For a start, are Comoros, Mauritania and Kuwait really so far ahead of the others (there's a gap of 24 places between Kuwait and the next Arab country, Lebanon)? And does Oman really enjoy more press freedom than Egypt? I can't imagine anyone, with the possible exception of the Sultan, saying that it does.
Devising an objective measure of media freedom is no easy task. Reporters Without Borders uses six indicators: media pluralism, media independence, the working environment and self-censorship, the legislative framework, transparency, and infrastructure. The questionnaire on which its survey is based also asks plenty of sensible questions.
I think the main problem with this is that it gives too much weight to the institutional and legal frameworks and too little to questions of how well (or not) journalists serve the public: what use are they making of the freedoms that they do have – are they pushing at the boundaries – and to what extent is there anything that could be considered as vibrant public discourse?

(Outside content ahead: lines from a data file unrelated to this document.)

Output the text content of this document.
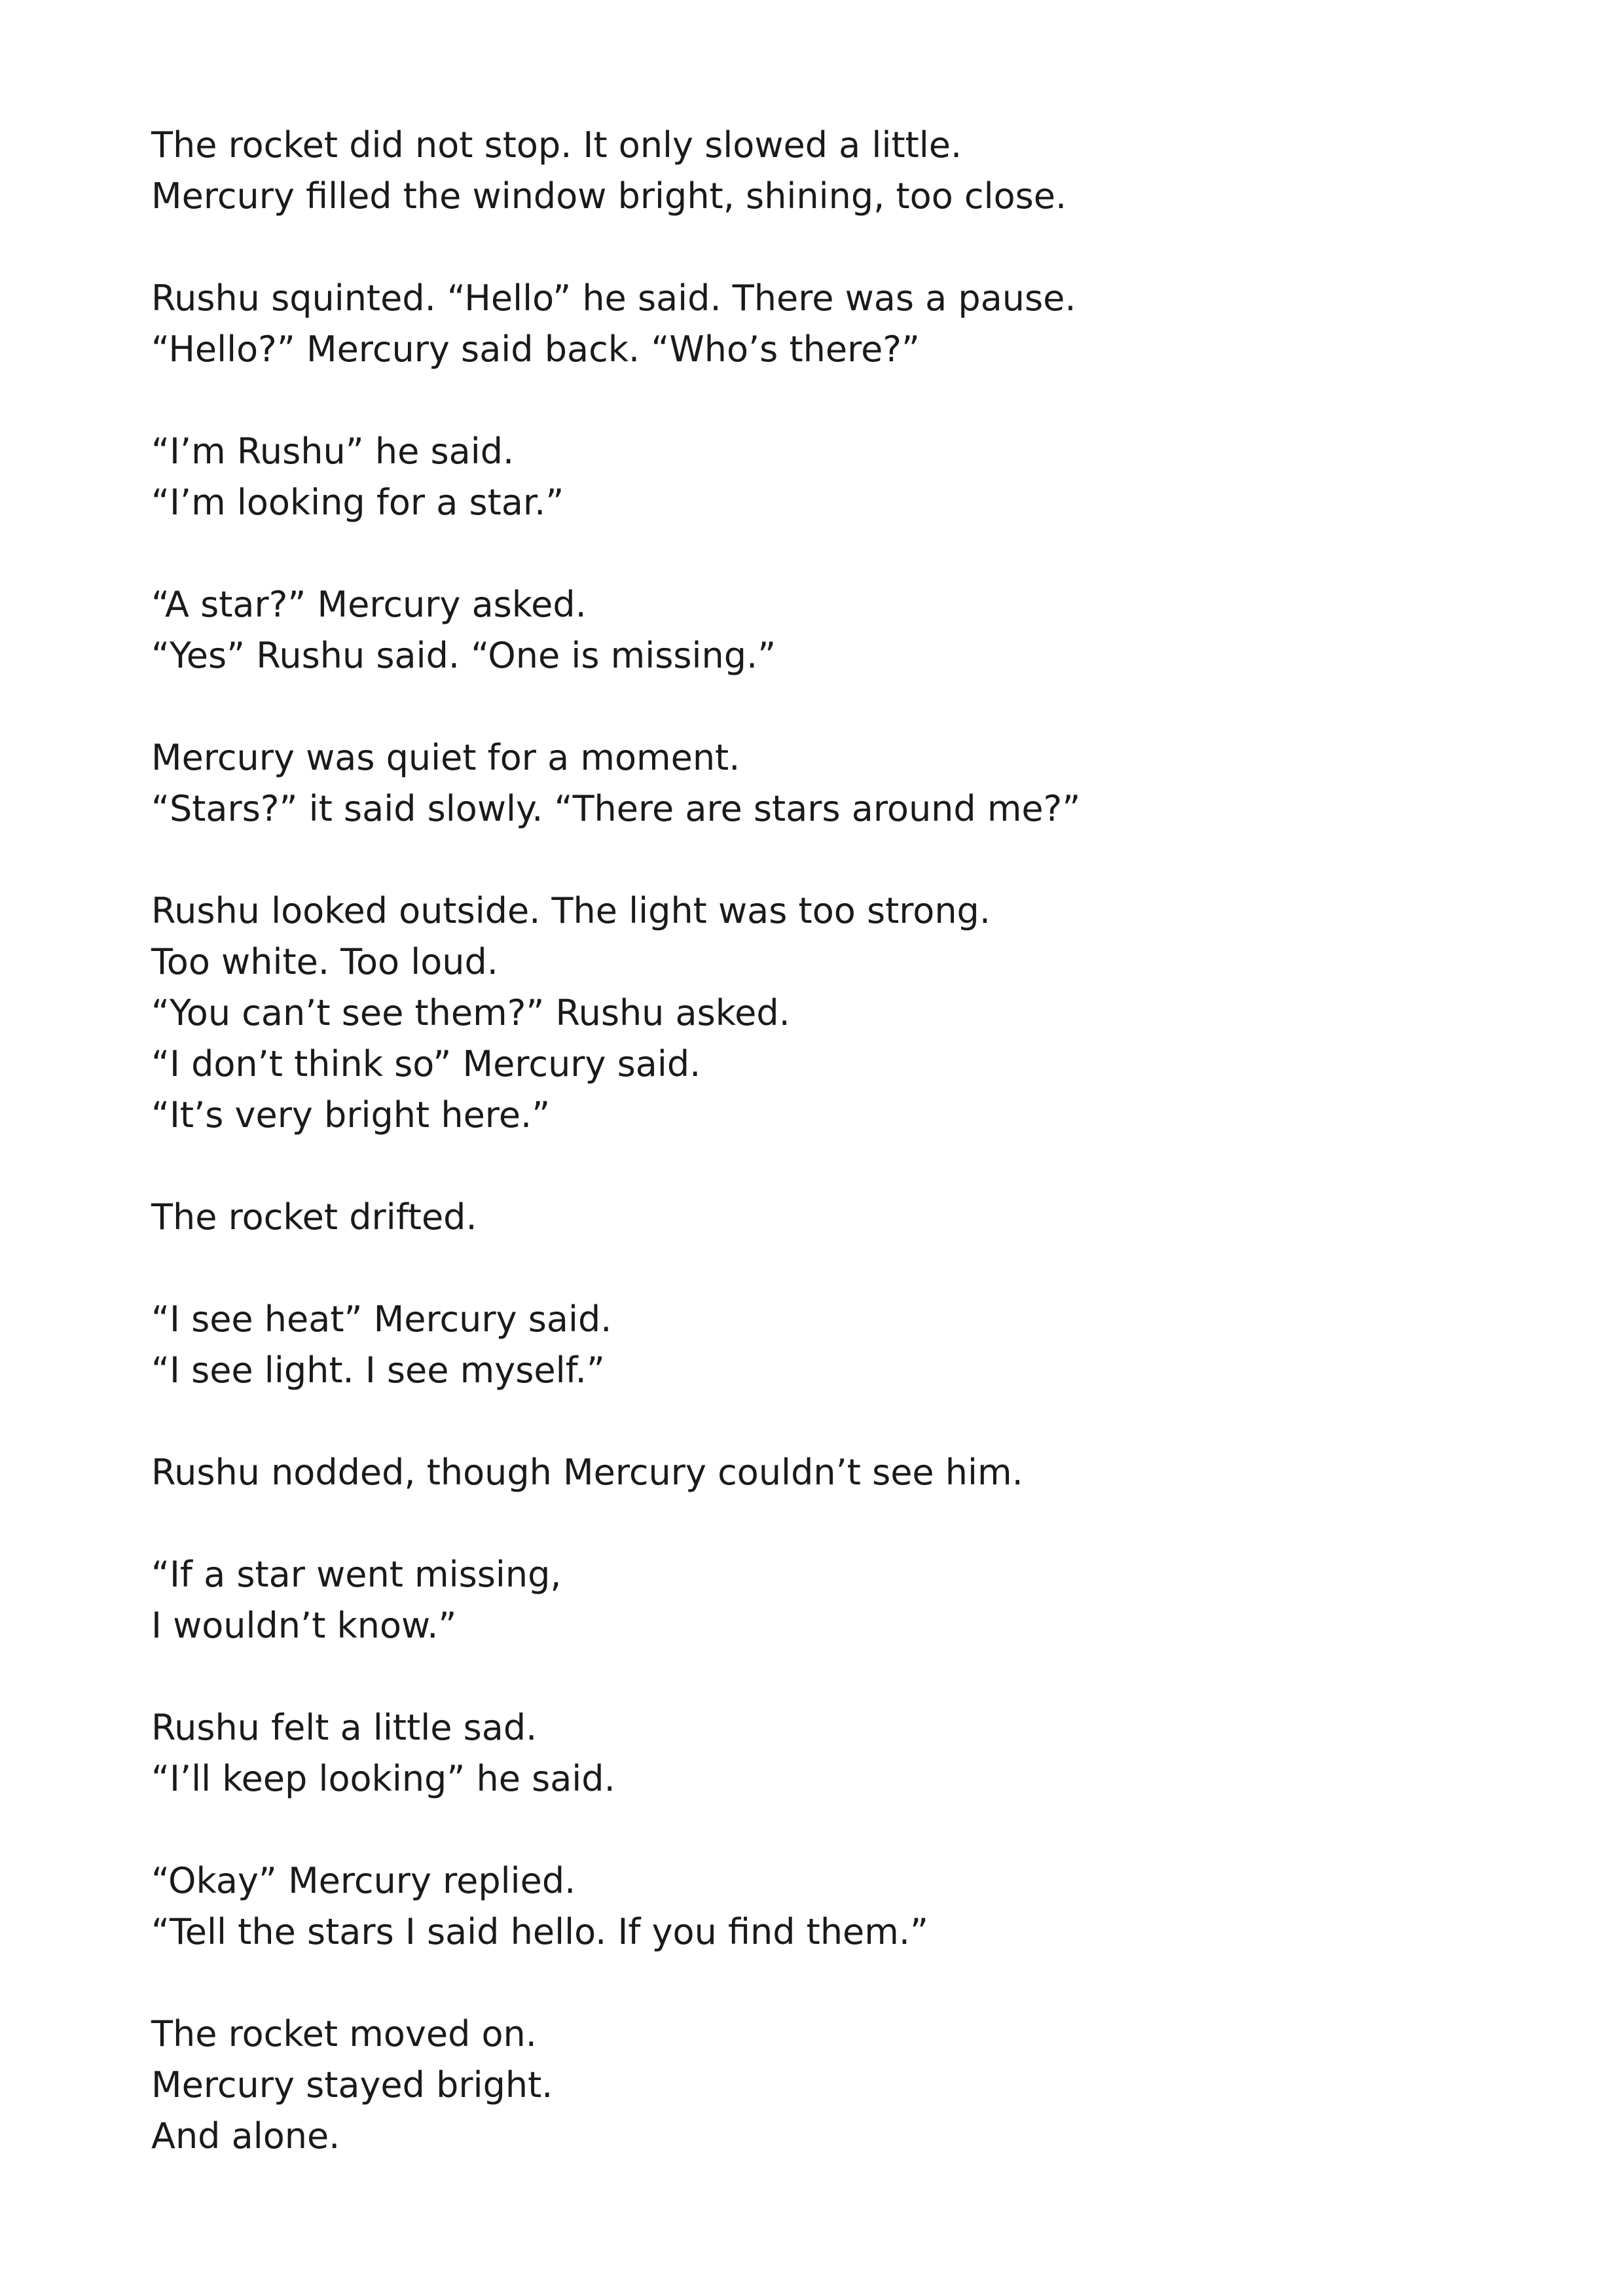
The rocket did not stop. It only slowed a little.
Mercury filled the window bright, shining, too close.
Rushu squinted. “Hello” he said. There was a pause.
“Hello?” Mercury said back. “Who’s there?”
“I’m Rushu” he said.
“I’m looking for a star.”
“A star?” Mercury asked.
“Yes” Rushu said. “One is missing.”
Mercury was quiet for a moment.
“Stars?” it said slowly. “There are stars around me?”
Rushu looked outside. The light was too strong.
Too white. Too loud.
“You can’t see them?” Rushu asked.
“I don’t think so” Mercury said.
“It’s very bright here.”
The rocket drifted.
“I see heat” Mercury said.
“I see light. I see myself.”
Rushu nodded, though Mercury couldn’t see him.
“If a star went missing,
I wouldn’t know.”
Rushu felt a little sad.
“I’ll keep looking” he said.
“Okay” Mercury replied.
“Tell the stars I said hello. If you find them.”
The rocket moved on.
Mercury stayed bright.
And alone.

In terms of pluralism, the existence of privately-owned media is treated as a plus point – though that can be deceptive if the result, as in Mauritania, is a burgeoning of sensationalist publications or, as in some of the Gulf states, the "private" hands are actually people close to the government.
Similarly, low numbers of arrested journalists can be a healthy or unhealthy sign. It may be because the government allows them freedom to do their job but equally it can mean that the media has become utterly tame.
One useful test is to ask what criticisms can be made of senior officials, and especially the head of state, without fear. On that basis, Egypt deserves a higher ranking than it has got, sandwiched in 158th place between Iraq and Saudi Arabia.
Writing for his Chronikler blog, Khaled Diab argues that the index's methodology results in some countries with a more critical media culture scoring more poorly than those which are less critical:
Although no Kuwaiti journalists were arrested last year, the profession as a whole tends to self-censor to stay within the carefully delineated “red lines”, while attempts by Mubarak, the army and the Muslim Brotherhood to impose restrictions in Egypt through intimidations and periodic crackdowns, have been met with defiance and open rebellion by much of the independent media.
“When Kuwait comes ahead of Egypt, this confounds me,” Hisham Kassem, a veteran Egyptian publisher and democracy advocate admitted to me amid the bare concrete and dust in the future offices of his ambitious new media project in Cairo a few months ago. “If rulers in the Gulf were exposed to the same level of attacks that Mubarak was in his last years, then heads would roll.”